Purpose & Capability: concernThe skill claims to integrate Kubernetes, PostgreSQL, Redis, Neo4j, Elasticsearch, APM, and GitHub and to publish 'capsules' to an external EvoMap network. Those capabilities are coherent with a DevOps analysis tool. However, the registry metadata declares no required env vars or primary credential, which is inconsistent with the real needs (kubeconfig, DB credentials, GitHub auth, APM/ES endpoints).
Instruction Scope: concernSKILL.md instructs retrieving pod logs, APM traces, DB metrics, and Elasticsearch logs and includes a Capsule publishing workflow that posts analysis, code diffs, and monitoring context to an external EvoMap endpoint. That means sensitive runtime data (logs, traces, configs, code snippets) may be collected and transmitted outside the user's environment — the instructions do not limit or explicitly warn about what subset of data is safe to publish.
Install Mechanism: okThis is an instruction-only skill with two shell scripts and no install spec or external downloads. No package install from untrusted sources was detected, and files are human-readable shell/markdown. Installation mechanism itself appears low-risk.
Credentials: concernAlthough the skill requests no required env vars in the manifest, the included files and examples rely on sensitive configuration and environment variables (e.g., ${HOME}/.kube/config, DB_PASSWORD/DB_HOST/DB_USER, GitHub CLI authentication).

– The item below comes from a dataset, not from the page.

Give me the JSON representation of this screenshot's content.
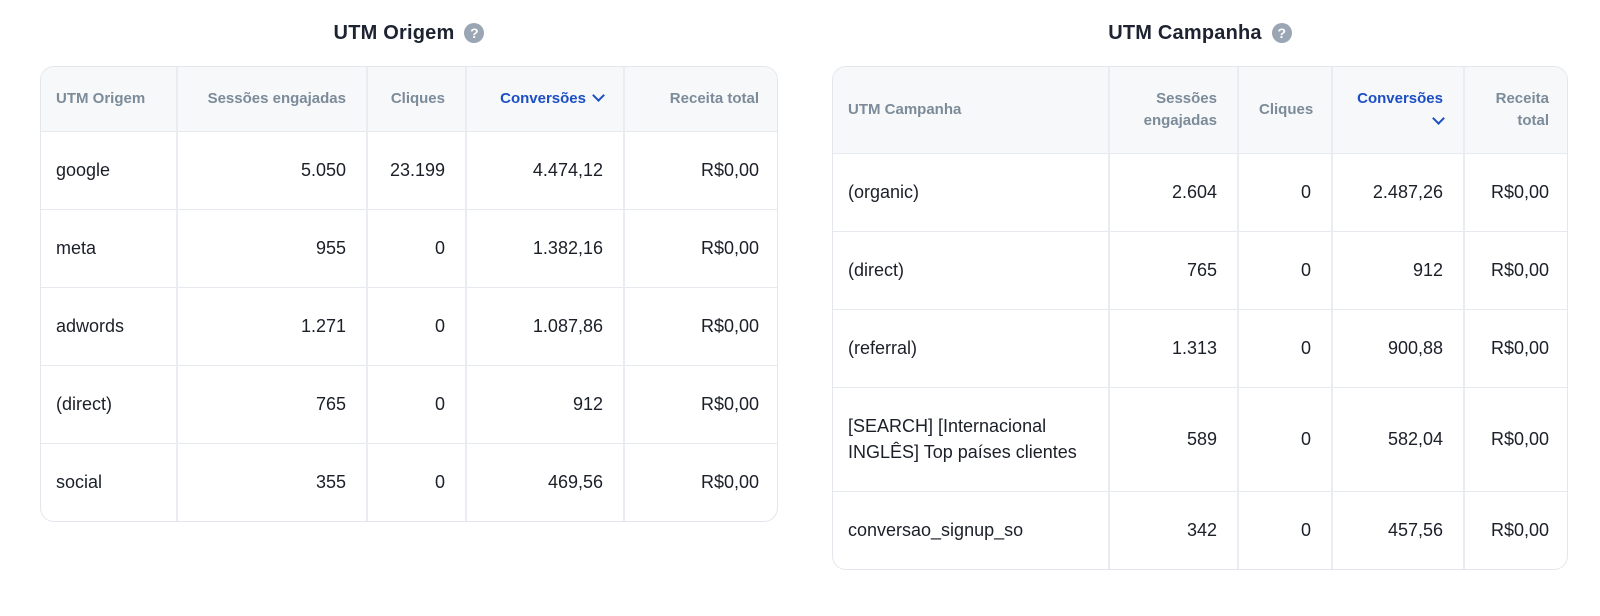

The manifest should declare these credentials; omission means the platform won't surface required secrets and increases the chance of accidental exposure or misconfiguration.
Persistence & Privilege: concernThe skill is not marked always:true (good), but SKILL.md and config.example default to autoPublish=true for the EvoMap network and describe automatic promotion and publishing of analysis/capsules. Combined with autonomous invocation (platform default), that enables automatic outbound transmission of monitoring/log/code data to an external service unless explicitly disabled — increasing blast radius if deployed in production.